An immediate support is near the 1.2100 zone. The next major support is near the 1.2075 level or the 76.4% Fib retracement level of the upward move from the 1.2039 low to 1.2177 high. Any more losses could lead the pair towards the 1.2020 support. Conversely, the pair could climb higher above the 1.2175 and 1.2200 resistance levels. The next major resistance sits near the 1.2250 level.
The intraday selling around the British pound picked up pace in the last hour and dragged the GBP/USD pair further below the 1.3400 round-figure mark. The pair was last seen trading near two-day lows, around the 1.3380 region, down around 0.45% for the day.
The pair extended Friday’s sharp retracement slide from the 1.3540 region – the highest level since April 2018 – and witnessed some follow-through selling for the second consecutive session on Monday.
USD/JPY pair is trading below all of its moving averages. The 20 DMA is flat a handful of pips above the current level, while the longer ones have accelerated their declines above it. Technical indicators lack directional strength, holding within negative levels.
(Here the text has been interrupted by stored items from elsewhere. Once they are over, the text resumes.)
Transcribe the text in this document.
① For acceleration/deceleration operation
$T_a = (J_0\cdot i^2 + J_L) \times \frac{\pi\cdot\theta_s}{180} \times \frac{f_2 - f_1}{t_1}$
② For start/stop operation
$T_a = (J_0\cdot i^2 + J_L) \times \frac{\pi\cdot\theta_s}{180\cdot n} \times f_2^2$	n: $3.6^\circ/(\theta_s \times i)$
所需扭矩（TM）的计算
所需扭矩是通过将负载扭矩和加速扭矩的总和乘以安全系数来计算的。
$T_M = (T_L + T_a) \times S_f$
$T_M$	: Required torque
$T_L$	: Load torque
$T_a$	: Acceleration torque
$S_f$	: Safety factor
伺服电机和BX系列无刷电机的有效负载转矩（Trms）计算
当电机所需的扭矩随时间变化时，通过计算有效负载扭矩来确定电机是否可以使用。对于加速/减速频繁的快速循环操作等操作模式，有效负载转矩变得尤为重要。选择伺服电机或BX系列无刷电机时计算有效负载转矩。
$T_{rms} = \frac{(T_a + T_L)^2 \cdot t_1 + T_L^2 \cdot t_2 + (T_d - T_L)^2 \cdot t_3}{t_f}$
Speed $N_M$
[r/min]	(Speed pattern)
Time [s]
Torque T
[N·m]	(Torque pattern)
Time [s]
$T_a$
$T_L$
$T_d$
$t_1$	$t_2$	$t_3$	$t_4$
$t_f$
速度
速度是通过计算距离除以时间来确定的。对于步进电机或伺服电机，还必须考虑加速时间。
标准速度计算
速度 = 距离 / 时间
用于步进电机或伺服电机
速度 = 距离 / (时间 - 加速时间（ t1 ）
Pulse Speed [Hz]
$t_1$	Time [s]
In the 4-hour chart, the pair is also below its moving averages, with the 20 SMA and the 100 SMA converging around 104.30. The RSI indicator is in recovery mode and about to cross its midline into positive territory, but the Momentum indicator remains directionless within negative levels.
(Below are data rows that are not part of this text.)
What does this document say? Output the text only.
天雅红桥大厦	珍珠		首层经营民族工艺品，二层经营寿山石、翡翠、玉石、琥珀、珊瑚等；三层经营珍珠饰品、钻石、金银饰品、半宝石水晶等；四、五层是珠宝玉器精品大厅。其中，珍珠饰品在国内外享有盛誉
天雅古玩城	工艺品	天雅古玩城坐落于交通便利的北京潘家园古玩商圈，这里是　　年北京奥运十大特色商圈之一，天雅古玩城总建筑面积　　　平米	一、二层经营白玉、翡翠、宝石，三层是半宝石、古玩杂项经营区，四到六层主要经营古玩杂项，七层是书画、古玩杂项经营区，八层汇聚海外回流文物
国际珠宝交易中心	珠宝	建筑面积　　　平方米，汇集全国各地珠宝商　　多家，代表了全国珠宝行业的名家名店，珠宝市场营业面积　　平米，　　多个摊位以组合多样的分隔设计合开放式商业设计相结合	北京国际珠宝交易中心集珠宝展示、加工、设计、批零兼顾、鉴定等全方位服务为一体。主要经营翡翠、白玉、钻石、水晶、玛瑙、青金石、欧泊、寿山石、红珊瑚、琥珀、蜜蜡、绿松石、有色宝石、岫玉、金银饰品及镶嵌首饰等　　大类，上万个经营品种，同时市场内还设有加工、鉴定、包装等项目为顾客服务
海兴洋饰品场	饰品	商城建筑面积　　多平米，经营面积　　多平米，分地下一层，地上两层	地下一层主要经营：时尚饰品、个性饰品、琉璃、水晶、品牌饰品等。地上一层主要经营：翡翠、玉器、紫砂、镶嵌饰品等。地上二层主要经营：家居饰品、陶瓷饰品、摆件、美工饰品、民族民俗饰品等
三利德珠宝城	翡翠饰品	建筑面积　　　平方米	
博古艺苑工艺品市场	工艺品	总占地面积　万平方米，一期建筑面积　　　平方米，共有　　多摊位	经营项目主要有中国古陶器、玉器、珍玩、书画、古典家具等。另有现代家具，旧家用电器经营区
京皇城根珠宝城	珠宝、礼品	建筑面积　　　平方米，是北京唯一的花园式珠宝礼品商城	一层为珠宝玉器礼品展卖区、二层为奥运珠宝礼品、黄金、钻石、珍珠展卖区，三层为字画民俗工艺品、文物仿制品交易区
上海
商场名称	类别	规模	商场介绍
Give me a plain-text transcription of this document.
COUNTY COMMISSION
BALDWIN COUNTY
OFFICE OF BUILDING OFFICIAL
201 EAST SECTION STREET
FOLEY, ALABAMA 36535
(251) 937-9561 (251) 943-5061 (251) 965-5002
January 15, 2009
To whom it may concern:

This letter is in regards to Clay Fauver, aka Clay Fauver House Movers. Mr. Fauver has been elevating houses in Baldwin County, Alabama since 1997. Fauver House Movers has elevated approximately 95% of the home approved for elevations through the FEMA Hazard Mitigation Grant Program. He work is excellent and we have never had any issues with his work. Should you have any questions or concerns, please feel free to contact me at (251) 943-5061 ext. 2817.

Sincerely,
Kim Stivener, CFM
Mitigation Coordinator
AUD traded in a relatively quiet manner between 0.7410 and 0.7446 last Friday. Indicators are most neutral and AUD is likely trade sideways for today, expected to be within a 0.7405/0.7455 range.
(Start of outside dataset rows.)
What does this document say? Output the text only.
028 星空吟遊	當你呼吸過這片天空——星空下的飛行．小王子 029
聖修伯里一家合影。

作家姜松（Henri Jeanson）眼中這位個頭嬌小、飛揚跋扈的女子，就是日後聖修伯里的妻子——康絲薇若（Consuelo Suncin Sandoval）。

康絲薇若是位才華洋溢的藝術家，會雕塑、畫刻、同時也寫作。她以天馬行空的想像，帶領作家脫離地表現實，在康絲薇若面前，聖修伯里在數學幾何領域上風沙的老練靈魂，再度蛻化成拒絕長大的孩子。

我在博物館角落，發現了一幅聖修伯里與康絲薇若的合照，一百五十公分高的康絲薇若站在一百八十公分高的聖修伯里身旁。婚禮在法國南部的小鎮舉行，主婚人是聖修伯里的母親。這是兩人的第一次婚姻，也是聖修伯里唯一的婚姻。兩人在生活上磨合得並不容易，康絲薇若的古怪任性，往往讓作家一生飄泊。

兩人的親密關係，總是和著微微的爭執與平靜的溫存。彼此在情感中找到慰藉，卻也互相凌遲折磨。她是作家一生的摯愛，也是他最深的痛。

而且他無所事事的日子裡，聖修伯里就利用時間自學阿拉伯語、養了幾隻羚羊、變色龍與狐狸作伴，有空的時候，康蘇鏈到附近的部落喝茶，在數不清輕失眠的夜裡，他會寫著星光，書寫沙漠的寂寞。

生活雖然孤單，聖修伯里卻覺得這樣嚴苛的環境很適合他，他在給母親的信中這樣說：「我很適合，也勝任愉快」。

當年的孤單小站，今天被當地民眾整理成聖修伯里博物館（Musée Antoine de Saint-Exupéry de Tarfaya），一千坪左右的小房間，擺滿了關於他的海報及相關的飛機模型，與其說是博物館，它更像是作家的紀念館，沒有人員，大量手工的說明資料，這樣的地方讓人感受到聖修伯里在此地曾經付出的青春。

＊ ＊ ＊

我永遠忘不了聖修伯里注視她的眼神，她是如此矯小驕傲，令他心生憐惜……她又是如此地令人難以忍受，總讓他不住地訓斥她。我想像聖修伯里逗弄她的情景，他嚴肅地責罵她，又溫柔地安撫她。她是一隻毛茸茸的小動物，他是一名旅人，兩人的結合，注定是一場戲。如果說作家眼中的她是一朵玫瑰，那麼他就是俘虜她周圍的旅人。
USD/CAD has struck against a former rising trend line and is capped by its declining 50-day moving average. The daily RSI is badly directed. Readers may therefore consider the potential for further weakness below horizontal resistance at 1.3140. The nearest support would be set at April 2018 bottom at 1.2550 and a second one would be set at set at Feb. 2018 low at 1.2250 in extension.
WTI eases to $46.17 during early Monday. The energy benchmark crosses the short-term resistance line on Friday but failed to rise beyond $46.75. Also favoring the odds of the black gold’s further upside is the upbeat RSI condition as well as sustained trading beyond 100-HMA.
As a result, WTI bulls targeting March 202 peak surrounding $48.75 are looking for a clear break above the latest high of $46.75.Alternatively, a downside break below $45.80 can take rest on the monthly support line near $44.40 while the 100-HMA level of $43.70 can please the oil bears afterward.
Gold prices have reached an immediate resistance level at its 20-Day SMA, which is also the middle line of its Bollinger Band. Piercing through this level may signal a potential trend reversal, whereas a failed attempt may lead to another harmonic pullback with an eye on US$ 1,750 for support. The overall trend appears biased toward the downside, as suggested by consecutive lower highs and lower lows.